Different auto makers are then building the app layer on top of that. How they want to handle situations: how they react, how aggressive they want their autonomous car to drive, how sharply they brake, steer, etcetera.

You think that's going to take a long period of time to get right?

It will be an iterative process. But again I think that's the nice thing about the design of Nvidia Drive PX. Come the get-go the system is architected to play ball. There's all this training for the deep learning network that's going to happen in the cloud.

Once you've fed it hours and hours and hours and hours of video in all different driving situations and locations; once it processes that and builds this real network, it's basically modelling how the brain thinks. It's not hard-coding everything in, it's real-time analysis. The system can get smarter and smarter.

So I think what's going to happen is there'll be a lot of development going on and these cars will be deployed on the road, and I can even envision a situation where all this hardware is going in your car and you're driving around, and it's basically shadowing [your driving]; analysing the situation and saying what it would do, but you're still driving the car. It's going to compare whatever you do to what it's going to do and learn from that as well.

Are you saying it's independent learning per car, or shared information?

All that information is going to go up to the cloud. Then a single update will come down and update all the cars. So it's a shared learning; think of crowdsourcing if you will.

Supposedly 'the car of the future will be the most powerful computer you own'. Just how powerful are we talking?

The new Tegra X1, which is the processor unveiled at CES, is a 1-teraflop processor. So that's one trillion floating point operations per second.

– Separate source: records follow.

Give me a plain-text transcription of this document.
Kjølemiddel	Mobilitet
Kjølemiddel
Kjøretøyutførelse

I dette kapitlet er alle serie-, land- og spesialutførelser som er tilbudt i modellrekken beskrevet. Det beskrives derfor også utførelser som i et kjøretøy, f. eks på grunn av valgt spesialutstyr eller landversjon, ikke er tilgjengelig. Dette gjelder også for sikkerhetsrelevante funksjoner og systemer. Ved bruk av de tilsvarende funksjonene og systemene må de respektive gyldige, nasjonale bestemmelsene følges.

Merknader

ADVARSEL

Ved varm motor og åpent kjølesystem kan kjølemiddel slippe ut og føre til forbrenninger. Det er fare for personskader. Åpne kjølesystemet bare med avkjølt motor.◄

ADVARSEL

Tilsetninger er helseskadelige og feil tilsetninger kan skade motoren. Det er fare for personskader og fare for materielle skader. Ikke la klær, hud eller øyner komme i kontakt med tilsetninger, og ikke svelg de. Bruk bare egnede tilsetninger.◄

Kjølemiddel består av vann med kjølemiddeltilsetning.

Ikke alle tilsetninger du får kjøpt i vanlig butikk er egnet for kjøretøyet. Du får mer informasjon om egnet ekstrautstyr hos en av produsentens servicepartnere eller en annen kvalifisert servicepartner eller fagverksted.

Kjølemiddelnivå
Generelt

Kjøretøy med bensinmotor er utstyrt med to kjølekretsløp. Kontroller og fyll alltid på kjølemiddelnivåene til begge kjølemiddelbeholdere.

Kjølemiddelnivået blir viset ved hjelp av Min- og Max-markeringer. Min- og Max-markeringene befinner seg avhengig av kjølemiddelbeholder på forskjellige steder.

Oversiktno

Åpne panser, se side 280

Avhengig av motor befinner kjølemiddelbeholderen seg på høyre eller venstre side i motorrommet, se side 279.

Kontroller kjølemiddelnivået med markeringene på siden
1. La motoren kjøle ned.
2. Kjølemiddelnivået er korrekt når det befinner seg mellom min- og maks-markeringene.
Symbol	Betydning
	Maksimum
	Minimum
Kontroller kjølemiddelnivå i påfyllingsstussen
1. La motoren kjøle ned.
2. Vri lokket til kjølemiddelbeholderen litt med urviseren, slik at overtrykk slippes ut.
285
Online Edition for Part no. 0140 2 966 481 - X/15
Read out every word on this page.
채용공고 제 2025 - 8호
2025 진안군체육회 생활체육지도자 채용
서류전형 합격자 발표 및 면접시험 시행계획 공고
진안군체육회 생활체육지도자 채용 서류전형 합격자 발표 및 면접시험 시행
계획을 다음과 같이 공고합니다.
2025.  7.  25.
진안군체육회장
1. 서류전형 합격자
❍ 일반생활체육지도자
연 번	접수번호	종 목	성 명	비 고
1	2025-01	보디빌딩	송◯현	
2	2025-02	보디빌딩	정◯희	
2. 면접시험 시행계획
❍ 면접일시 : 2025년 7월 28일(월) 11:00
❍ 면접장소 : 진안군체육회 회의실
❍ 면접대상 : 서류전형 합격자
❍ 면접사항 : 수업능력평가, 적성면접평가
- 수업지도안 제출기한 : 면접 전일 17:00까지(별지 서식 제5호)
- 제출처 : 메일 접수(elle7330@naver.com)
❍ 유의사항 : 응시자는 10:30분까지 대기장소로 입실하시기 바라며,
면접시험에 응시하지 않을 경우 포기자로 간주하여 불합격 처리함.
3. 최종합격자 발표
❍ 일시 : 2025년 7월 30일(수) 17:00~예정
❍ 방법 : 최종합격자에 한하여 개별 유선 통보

NvidiaNVIDIA DRIVE Cluster

In the year 2000 ASCII Red was the fastest supercomputer out there. Again, 1-teraflop processor. It took up 1,600 square feet. It was a supercomputer the size of a three bedroom house. And it consumed 500,000W of power. And it needed another 500,000W of air conditioning to keep it cool.

That exact same level of performance is in Tegra X1.

But that's still not enough power. Nvidia Drive PX has two of those [Tegra X1]. And we're still being asked by our customers for more.

So is it a Hasselhoff Knightrider future for us all?

I think that voice is going to be a big part of it. I think that people [right now] look at voice in cars and go "it's crap". I ask for something and I either get "I do not understand" or the wrong thing coming back. It's a very limited vocabulary. Again, that all comes down to processing.

Being able to filter the sound in the car, to get a large vocabulary and to do language processing requires a huge amount of compute cycles. And that's why Siri and Google Now and everything goes to the cloud: those systems are actually pretty robust, but they have to go to the cloud.

What we're advocating is that you can't guarantee you're going to have connectivity in the car. So by putting the processing horsepower into the car you can do natural language processing and really improve the user experience.

And do you think the public are on board with the idea of autonomous, learning vehicles?

Once we have the car responding and understanding human conversation I think people are going to feel more confident to let the car drive itself.

One of the things, really, is to build the trust. That's a critical thing. So the car can be doing incredible things but for the customer or driver who's in there, they may be feeling a level of stress because they're not sure.

You know, does the car see the pedestrian or not? By modifying the user interface to indicate that the car sees that pedestrian - whether an icon on the screen or whatever - that's going to help the driver to relax and build trust.

It'll be an iterative process and people will very quickly learn to trust the vehicles and recognise how much safer they are. It'll make for better drivers, no distracted drivers.